Prashant Sardeshmukh

Prashant Sardeshmukh

Ph.D. Princeton University, 1982

Senior Research Scientist

NOAA/ESRL/Physical Sciences Division

E-mail: Prashant.D.Sardeshmukh@noaa.gov
Office: David Skaggs Research Center, 1D112
Phone: 303-497-6248
Web: Prashant Sardeshmukh

Research Interests

Diagnosis, modeling, and predictability of large-scale weather and climate variations on time scales of days to millennia.

Current Research: Is global warming significantly affecting daily weather extremes?

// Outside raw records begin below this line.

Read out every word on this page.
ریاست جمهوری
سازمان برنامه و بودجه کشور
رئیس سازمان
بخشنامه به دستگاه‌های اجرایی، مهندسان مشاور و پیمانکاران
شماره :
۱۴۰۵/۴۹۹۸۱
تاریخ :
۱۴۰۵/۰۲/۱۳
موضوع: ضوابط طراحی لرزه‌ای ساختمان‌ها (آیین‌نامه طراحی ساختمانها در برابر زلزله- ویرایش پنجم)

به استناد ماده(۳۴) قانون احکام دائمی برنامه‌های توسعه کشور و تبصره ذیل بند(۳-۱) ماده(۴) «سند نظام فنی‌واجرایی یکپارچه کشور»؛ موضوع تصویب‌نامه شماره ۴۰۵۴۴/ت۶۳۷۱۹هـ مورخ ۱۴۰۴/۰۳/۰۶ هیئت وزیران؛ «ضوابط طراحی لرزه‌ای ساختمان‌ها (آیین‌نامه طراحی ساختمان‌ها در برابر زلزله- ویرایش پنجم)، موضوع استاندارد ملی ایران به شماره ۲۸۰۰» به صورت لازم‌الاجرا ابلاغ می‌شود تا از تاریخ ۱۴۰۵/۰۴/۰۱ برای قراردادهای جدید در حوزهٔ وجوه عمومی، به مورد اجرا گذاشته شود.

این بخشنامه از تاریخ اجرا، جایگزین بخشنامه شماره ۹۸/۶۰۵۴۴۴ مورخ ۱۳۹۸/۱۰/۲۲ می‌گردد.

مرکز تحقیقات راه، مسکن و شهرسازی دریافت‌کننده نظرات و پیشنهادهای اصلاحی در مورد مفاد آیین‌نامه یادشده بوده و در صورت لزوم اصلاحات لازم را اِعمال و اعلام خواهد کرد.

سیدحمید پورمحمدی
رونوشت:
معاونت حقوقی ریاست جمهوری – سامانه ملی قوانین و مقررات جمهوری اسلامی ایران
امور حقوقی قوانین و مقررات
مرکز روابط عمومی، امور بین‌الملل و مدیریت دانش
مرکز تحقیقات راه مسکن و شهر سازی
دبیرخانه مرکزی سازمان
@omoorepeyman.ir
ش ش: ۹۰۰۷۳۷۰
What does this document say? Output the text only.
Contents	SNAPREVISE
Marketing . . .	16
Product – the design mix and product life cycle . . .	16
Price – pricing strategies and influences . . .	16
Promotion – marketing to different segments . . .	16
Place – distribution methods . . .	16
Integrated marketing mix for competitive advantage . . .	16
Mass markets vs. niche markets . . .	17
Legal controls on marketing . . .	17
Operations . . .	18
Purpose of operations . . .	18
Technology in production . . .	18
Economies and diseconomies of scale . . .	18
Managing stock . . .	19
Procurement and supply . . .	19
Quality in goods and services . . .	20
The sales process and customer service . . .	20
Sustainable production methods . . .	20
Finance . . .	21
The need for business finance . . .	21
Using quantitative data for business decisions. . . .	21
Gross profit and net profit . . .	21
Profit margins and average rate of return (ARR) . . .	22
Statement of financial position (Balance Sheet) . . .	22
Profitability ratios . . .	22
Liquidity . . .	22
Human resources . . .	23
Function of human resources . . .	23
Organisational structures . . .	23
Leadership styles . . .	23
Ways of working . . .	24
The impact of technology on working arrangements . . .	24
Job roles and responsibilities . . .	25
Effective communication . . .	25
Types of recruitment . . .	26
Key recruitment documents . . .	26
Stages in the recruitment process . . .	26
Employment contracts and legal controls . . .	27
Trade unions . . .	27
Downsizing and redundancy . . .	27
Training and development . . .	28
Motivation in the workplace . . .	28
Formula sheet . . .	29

The answer to this trillion-dollar question depends not just on the mean shift of the probability density function (PDF) of daily weather anomalies, but also on changes in the width and shape of the PDF. The PDFs of daily weather are generally not Gaussian and are, therefore, not characterized by their mean and variance. One also has to account for their generally asymmetric and heavy-tailed character when assessing changes in tail probabilities. We are addressing this important issue using the longest global-atmospheric-circulation data set currently available, an ensemble of 56 equally likely estimates of the global atmospheric state within observational error bounds generated for every six hours from 1871 to the present in the Twentieth Century Reanalysis (20CR) project, a major international effort led by CIRES and NOAA (Compo et al., QJRMS, 2011). Specifically, we are using the mean, variance, skewness, and kurtosis of the daily data to fit so-called SGS (stochastically generated skewed) PDFs (Sardeshmukh and Sura, J. Clim., 2009) to the histograms of the daily values, and then using the fitted PDFs to draw inferences about tail probabilities. We have initially focused on the PDFs of daily indices of four prominent modes of sea-level pressure variability: the North Atlantic Oscillation (NAO), the North Pacific Oscillation (NPO), the tropical Pacific Walker Circulation (PWC), and the Annular Antarctic Oscillation (AAO). We have fitted SGS distributions to the histograms of these indices separately in the first and second halves of our 136-year record (1874 to 1942 and 1943 to 2010) and assessed the statistical significance of changes in the PDFs through extensive Monte Carlo integrations with a “weather generator” model whose parameters are consistent with those of the fitted distributions. Applying this rigorous significance-testing procedure, we find no significant change in the mean of the NAO and NPO, and a small but significant positive shift in the mean of PWC and AAO from the first to the
second half of the 136- year period. For the PDF as a whole, we find no significant changes in the PDFs of the NAO and NPO. The small positive
mean shifts of the PWC and AAO PDFs are associated with increased probabilities of large positive values and reduced probabilities of large negative values, but these changes are much smaller and statistically insignificant for extreme positive values, beyond about 2.5 standard deviations. These are important results and also underscore the danger of drawing inferences about changes in extreme-value statistics merely from shifts of the mean.

sardeshmukh2013AR

Probability density functions (PDFs) of standardized anomalous daily sea-level-pressure-based indices of the North Pacific Oscillation (NPO), North Atlantic Oscillation (NAO), Pacific Walker Circulation (PWC), and Annular Antarctic Oscillation (AAO). The PDFs are estimated for two 68-year periods, 1874 to 1942 (red) and 1943 to 2010 (blue), both as raw histograms (rectangles) and as fitted stochastically generated skewed (SGS) PDFs (curves). Results are shown for each one of the 56 members of the observational Twentieth Century Reanalysis ensemble. There are, thus, 56 red and 56 blue curves in each plot. Upper and lower segments of the red and blue rectangles show the range of raw counts for each anomaly size bin. The gray swath indicates 95 percent confidence intervals on the PDFs associated with using limited 68-year records, estimated from Monte Carlo simulations. The spread among the red and blue curves is, thus, a measure of observational uncertainty, whereas the gray swath is a measure of sampling uncertainty. The figure shows no statistically significant change in the PDFs of the NPO and NAO from the first to the second 68-year period, and a mean positive shift for the PWC and the AAO. Note, however, that there is no significant change in the extreme positive values of the PWC and AAO.